Manfred Ernst is a Research Scientist at Intel Labs, where he is leading the Augmented Reality Lab. His primary research interests are photorealistic rendering, high-performance ray tracing, data compression and scene graph architectures. Before joining Intel in 2009, Manfred co-founded Bytes+Lights, a company that developed software for CAD data preparation and visualization. Manfred received his Diploma in Computer Science and his PhD from the University of Erlangen-Nuremberg in Germany.
Sven Woop is a Research Scientist at Intel Labs. His research interests include Computer Graphics, Parallel Programming, Programming Languages, and Hardware Design. Before joining Intel in summer 2007, he worked on a ray tracing hardware architecture and a shading language for a real-time ray tracing system. Sven received his Diploma in Computer Science and his PhD from Saarland University in Germany.
1 James T. Kajiya: The Rendering Equation. In Proceedings of SIGGRAPH '86, pp. 143-150, (1986).

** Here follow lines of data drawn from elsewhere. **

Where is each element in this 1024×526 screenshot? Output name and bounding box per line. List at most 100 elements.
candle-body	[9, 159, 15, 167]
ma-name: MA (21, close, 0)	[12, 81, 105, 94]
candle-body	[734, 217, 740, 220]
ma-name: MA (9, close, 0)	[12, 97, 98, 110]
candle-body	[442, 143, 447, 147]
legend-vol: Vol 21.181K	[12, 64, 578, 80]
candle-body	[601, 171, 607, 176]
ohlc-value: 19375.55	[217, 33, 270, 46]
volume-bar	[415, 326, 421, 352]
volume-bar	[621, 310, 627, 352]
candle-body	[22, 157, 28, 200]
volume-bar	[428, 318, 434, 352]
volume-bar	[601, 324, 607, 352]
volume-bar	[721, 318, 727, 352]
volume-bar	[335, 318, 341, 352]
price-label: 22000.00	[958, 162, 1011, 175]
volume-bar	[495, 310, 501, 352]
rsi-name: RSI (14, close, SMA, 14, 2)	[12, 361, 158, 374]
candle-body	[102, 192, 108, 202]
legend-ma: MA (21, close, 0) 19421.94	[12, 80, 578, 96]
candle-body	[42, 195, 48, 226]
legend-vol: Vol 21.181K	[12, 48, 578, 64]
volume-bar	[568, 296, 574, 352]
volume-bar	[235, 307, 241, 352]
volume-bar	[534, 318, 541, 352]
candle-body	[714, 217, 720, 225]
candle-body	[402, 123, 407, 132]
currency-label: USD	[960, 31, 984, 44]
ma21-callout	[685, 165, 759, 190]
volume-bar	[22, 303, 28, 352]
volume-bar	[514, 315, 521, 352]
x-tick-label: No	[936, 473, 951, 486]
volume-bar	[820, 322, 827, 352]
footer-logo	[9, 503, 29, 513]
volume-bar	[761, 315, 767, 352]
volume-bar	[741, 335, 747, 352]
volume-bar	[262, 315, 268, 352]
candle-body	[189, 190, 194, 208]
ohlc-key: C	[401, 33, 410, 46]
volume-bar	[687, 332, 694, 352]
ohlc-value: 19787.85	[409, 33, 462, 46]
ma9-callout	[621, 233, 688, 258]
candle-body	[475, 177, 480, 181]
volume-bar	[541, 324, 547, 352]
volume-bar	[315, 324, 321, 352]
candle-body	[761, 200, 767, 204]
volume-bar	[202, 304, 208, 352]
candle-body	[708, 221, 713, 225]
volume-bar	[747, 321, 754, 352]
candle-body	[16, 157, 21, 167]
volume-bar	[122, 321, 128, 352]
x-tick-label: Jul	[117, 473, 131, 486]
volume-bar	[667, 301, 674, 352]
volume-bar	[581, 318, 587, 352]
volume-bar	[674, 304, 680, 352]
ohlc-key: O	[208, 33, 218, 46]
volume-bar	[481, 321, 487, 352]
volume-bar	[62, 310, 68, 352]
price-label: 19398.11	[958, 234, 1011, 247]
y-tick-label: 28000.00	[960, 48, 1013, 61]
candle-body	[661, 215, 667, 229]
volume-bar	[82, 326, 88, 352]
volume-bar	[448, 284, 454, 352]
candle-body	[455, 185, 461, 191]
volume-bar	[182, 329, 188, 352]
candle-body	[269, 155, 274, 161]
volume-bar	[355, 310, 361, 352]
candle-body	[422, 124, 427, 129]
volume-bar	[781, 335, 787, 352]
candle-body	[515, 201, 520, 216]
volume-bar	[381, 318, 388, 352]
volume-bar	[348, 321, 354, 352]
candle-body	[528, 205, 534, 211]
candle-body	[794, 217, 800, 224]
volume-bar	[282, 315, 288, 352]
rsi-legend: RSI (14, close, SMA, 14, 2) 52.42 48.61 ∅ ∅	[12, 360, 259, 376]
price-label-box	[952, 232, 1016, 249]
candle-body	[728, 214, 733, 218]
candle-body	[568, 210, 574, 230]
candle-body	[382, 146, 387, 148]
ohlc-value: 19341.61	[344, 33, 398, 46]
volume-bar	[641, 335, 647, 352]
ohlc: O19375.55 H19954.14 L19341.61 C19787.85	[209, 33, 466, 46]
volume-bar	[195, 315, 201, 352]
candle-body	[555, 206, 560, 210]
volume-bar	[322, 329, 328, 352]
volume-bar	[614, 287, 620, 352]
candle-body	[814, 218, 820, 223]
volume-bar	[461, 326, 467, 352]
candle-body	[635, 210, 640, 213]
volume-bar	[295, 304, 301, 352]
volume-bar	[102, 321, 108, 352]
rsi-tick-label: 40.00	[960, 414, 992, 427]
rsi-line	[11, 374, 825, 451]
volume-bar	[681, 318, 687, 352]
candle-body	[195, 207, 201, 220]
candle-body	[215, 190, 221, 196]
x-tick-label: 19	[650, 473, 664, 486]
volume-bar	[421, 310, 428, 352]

2 Toshiya Hachisuka and Henrik Wann Jensen: Stochastic Progressive Photon Mapping. In Proceedings of SIGGRAPH Asia 2009, Article 141, (2009).
3 Matt Pharr and Greg Humphreys: Physically Based Rendering: From Theory To Implementation. Morgan Kaufmann, 2nd revised edition, (2010).
4 Robert L. Cook, Thomas Porter, Loren Carpenter: Distributed Ray Tracing. In Proceedings of SIGGRAPH '84, pp. 137-145, (1984).
5 Manfred Ernst and Günther Greiner: Multi Bounding Volume Hierarchies. In Proceedings of the IEEE/EG Symposium on Interactive Ray Tracing 2008, pp. 35-40, (2008).